On October 4, 1925, the “Museum of the City of Ulm” was opened under founding director Julius Baum (1882 – 1959). It emerged from the Museum of Applied Arts, founded in 1882 and institutionally taken over by the city of Ulm in 1923. The basis of the museum’s collection are besides the objects from the Museum of Applied Arts the collection of the 1841 founded Society for Arts and Antiquity in Ulm and Upper Swabia, which became the property of the city by contract in 1923.
Starting with the “Kiechelhaus”, the former residential and commercial building of a merchant family from Ulm, which housed the Museum of Applied Arts, the museum was gradually spatially extended by adjacent buildings.
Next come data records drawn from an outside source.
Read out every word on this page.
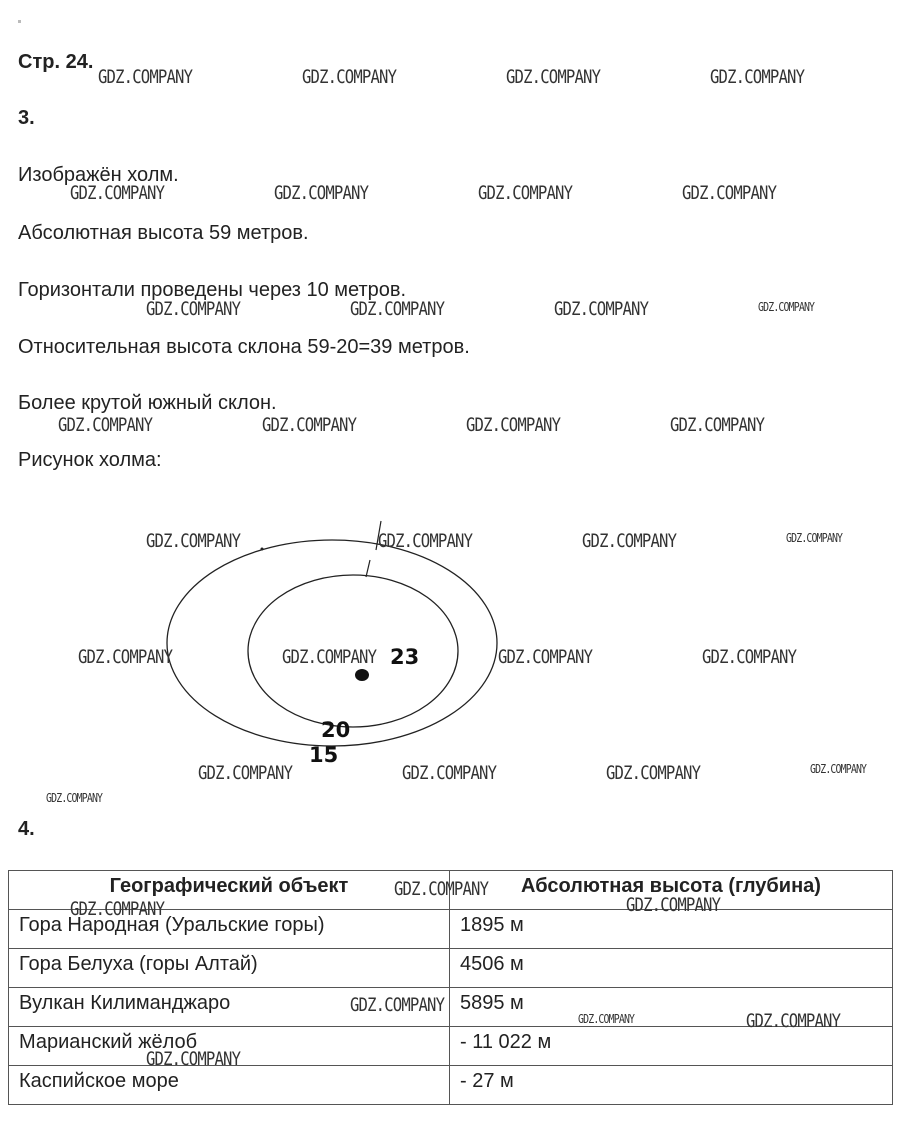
Стр. 24.
3.
Изображён холм.
Абсолютная высота 59 метров.
Горизонтали проведены через 10 метров.
Относительная высота склона 59-20=39 метров.
Более крутой южный склон.
Рисунок холма:
23
20
15
4.
Географический объект	Абсолютная высота (глубина)
Гора Народная (Уральские горы)	1895 м
Гора Белуха (горы Алтай)	4506 м
Вулкан Килиманджаро	5895 м
Марианский жёлоб	- 11 022 м
Каспийское море	- 27 м
GDZ.COMPANY	GDZ.COMPANY	GDZ.COMPANY	GDZ.COMPANY
GDZ.COMPANY	GDZ.COMPANY	GDZ.COMPANY	GDZ.COMPANY
GDZ.COMPANY	GDZ.COMPANY	GDZ.COMPANY	GDZ.COMPANY
GDZ.COMPANY	GDZ.COMPANY	GDZ.COMPANY	GDZ.COMPANY
GDZ.COMPANY	GDZ.COMPANY	GDZ.COMPANY	GDZ.COMPANY
GDZ.COMPANY	GDZ.COMPANY	GDZ.COMPANY	GDZ.COMPANY
GDZ.COMPANY	GDZ.COMPANY	GDZ.COMPANY	GDZ.COMPANY
GDZ.COMPANY
GDZ.COMPANY
GDZ.COMPANY	GDZ.COMPANY
GDZ.COMPANY
GDZ.COMPANY	GDZ.COMPANY
GDZ.COMPANY
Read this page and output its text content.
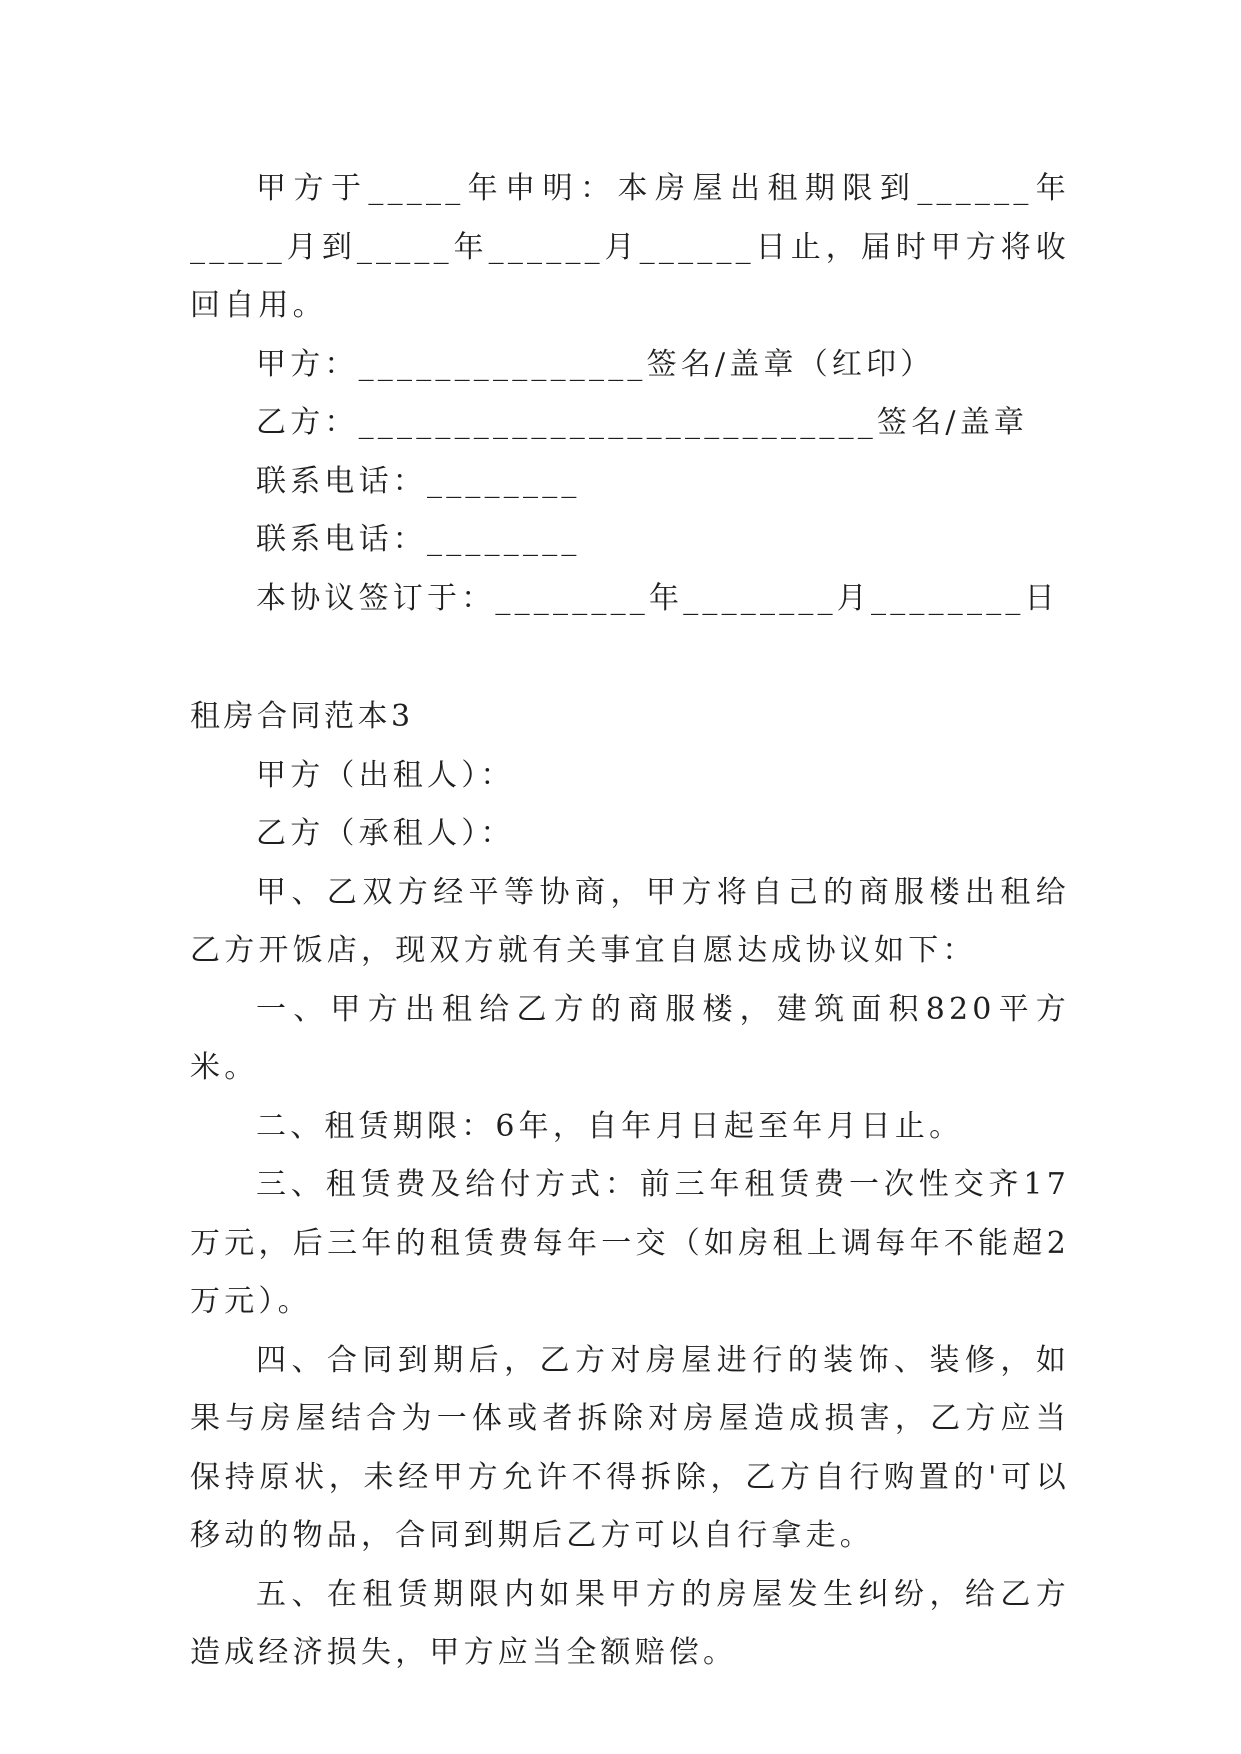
甲方于_____年申明：本房屋出租期限到______年_____月到_____年______月______日止，届时甲方将收回自用。

甲方：_______________签名/盖章（红印）

乙方：___________________________签名/盖章

联系电话：________

联系电话：________

本协议签订于：________年________月________日

租房合同范本3

甲方（出租人）：

乙方（承租人）：

甲、乙双方经平等协商，甲方将自己的商服楼出租给乙方开饭店，现双方就有关事宜自愿达成协议如下：

一、甲方出租给乙方的商服楼，建筑面积820平方米。

二、租赁期限：6年，自年月日起至年月日止。

三、租赁费及给付方式：前三年租赁费一次性交齐17万元，后三年的租赁费每年一交（如房租上调每年不能超2万元）。

四、合同到期后，乙方对房屋进行的装饰、装修，如果与房屋结合为一体或者拆除对房屋造成损害，乙方应当保持原状，未经甲方允许不得拆除，乙方自行购置的'可以移动的物品，合同到期后乙方可以自行拿走。

五、在租赁期限内如果甲方的房屋发生纠纷，给乙方造成经济损失，甲方应当全额赔偿。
Today the museum complex consists of overall seven buildings, including new buildings constructed in 1999 and 2007.
Since 2017, the building has borne the name “Museum Ulm” – in the meantime, it was reopened in November 1956 as the “Ulmer Museum” under Director Herbert Pée in the course of extensive renovation work after the Second World War. In addition to the collections Archaeology, Old Masters and Modern Art, there are also the objects from the archive of the former Ulm School of Design (“HfG-Archiv”), which has been a department of the museum since 1993.
A more detailed overview of the extensive history of the museum as well as the development of the HfG-Archiv offers the permanent exhibition “A Question of Time? Museum Ulm yesterday, today, tomorrow”, which has been on display since spring 2020. In addition to the historical treatment, it presents an insight into the extensive museum holdings based on selected objects. The collections, which cover 40,000 years of art, culture and design history, stimulate references to current social and political issues, which in turn create new demands and opportunities for museum work. Against this background, the exhibition “A Question of Time?” not only looks at the past and present, but also at the future of the museum. The museum in general increasingly sees itself as a place where questions can be asked and discussed. In the exhibition, visitors are invited to participate at participative stations in discourses on the future development of the museum.